The Gospel stories demonstrate clearly the life-giving qualities of God and they are powerfully manifested in the person and ministry of Jesus. As Jesus embarked on a healing mission to the home of Jairus, His journey is interrupted by an encounter with a woman suffering from chronic bleeding. She would have been considered ritually impure and this impurity would have been transferred to anything she touched. But she is undeterred by the fear of the disapproval of her culture, social and religious taboos, and the fear of rejection by Jesus. Filled with hope and faith she strives only to touch the hem of His cloak — that will be sufficient for healing. There is nothing magic about Jesus’ robe, it is her faith in the power of God that made her whole. Persistence, hope and faith are a powerful array.

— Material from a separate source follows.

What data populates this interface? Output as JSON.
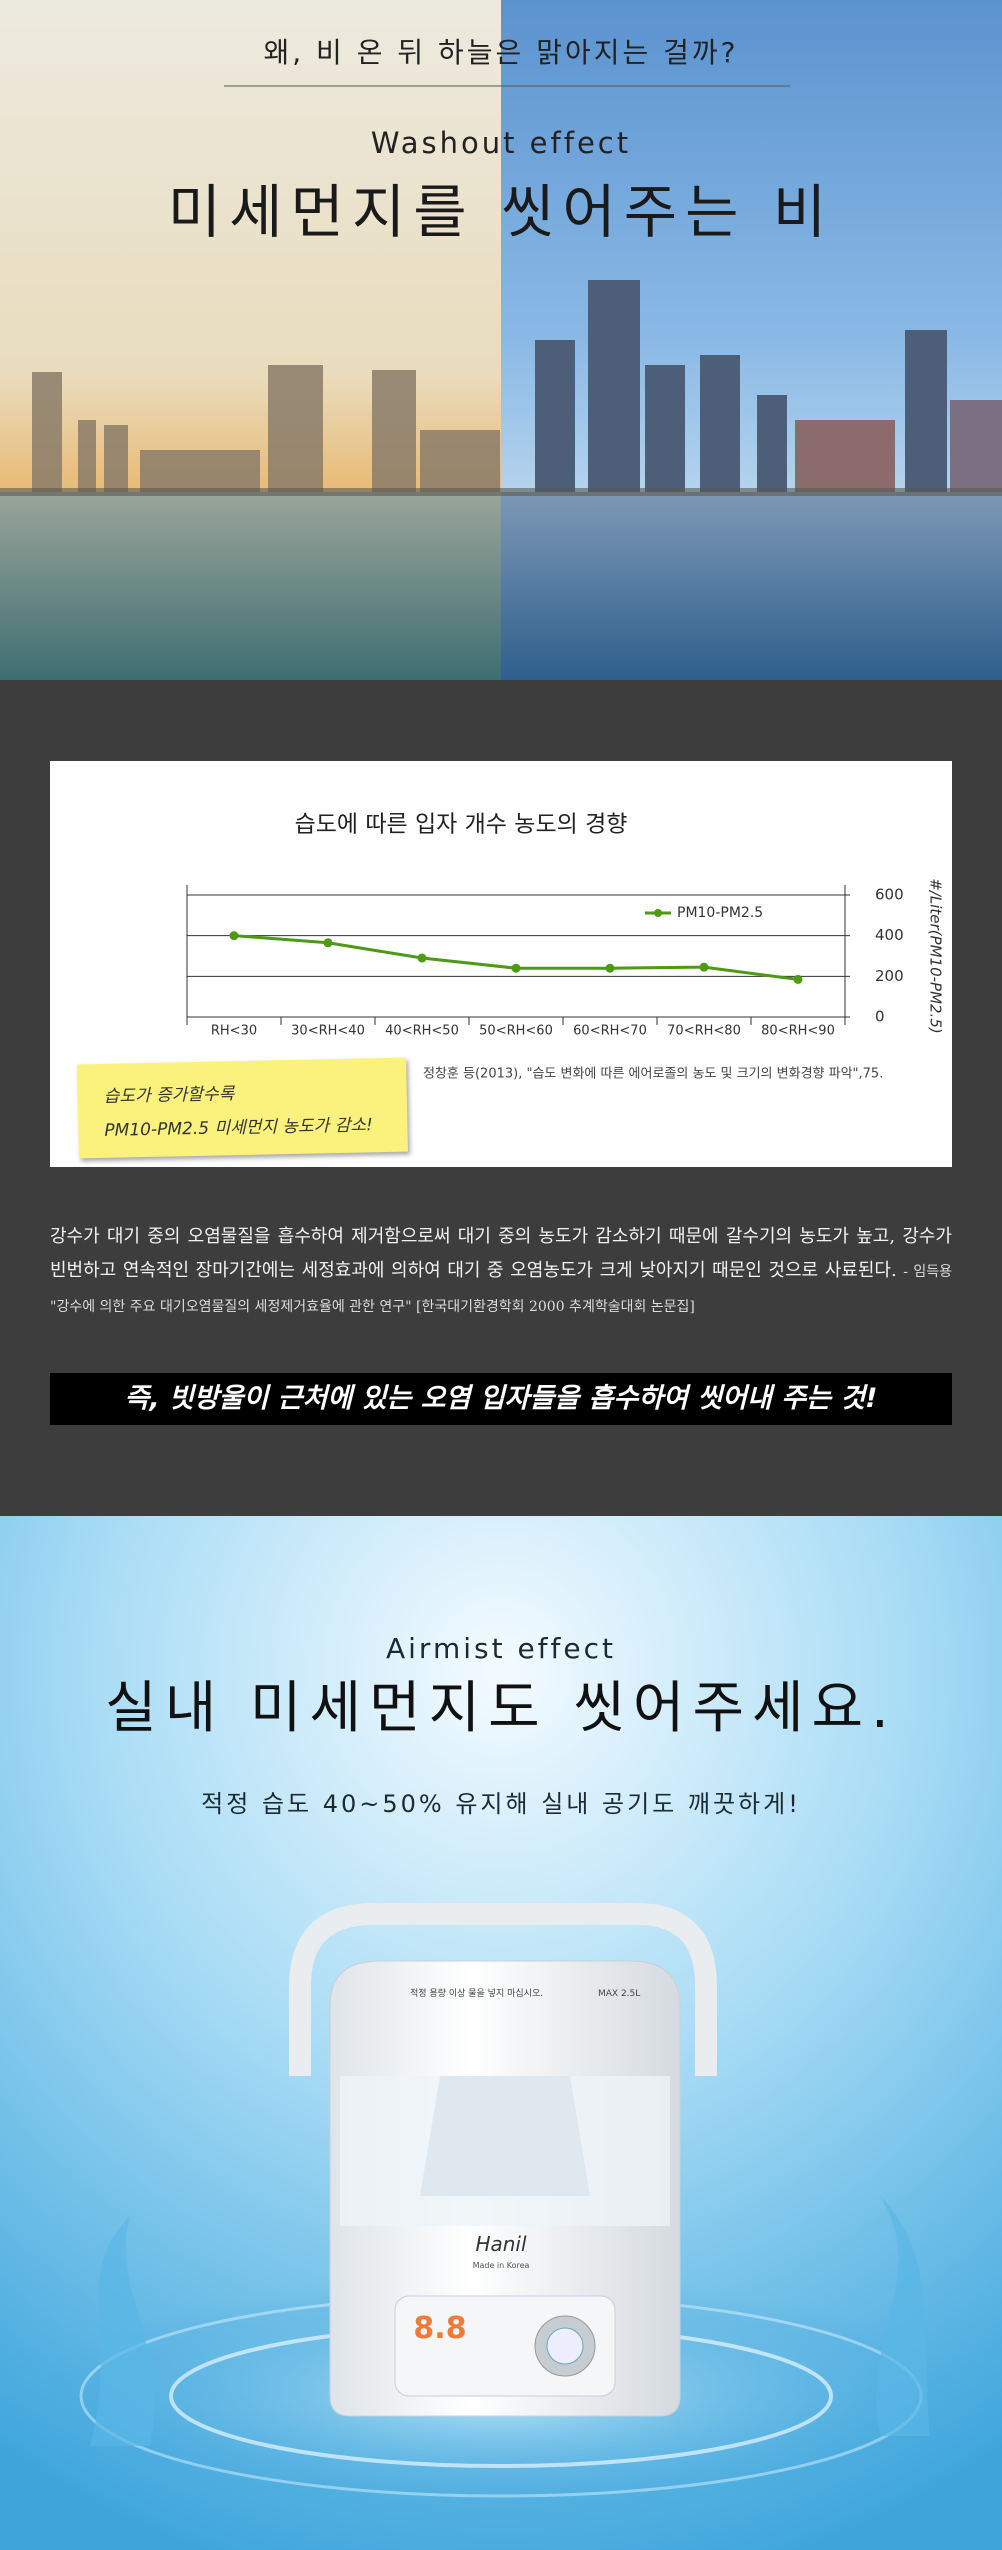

He arrives at the home of Jairus too late for the little girl has already died. Jesus is surrounded by wailing and weeping. His insistence that she is merely sleeping is greeted with jeers and laughter. They have no faith and the girl is in no position to display faith so Jesus has to demonstrate in a dramatic way that God is only about life. A grasped hand and a simple command is enough to draw her back to the land of the living.

The mere presence of God is enough to alleviate suffering and brush aside the veil of death. Human misery is not the will of God. Faith and fearlessness can connect us with the life of God while gnawing doubt, cynicism and lack of faith are guarantees of failure.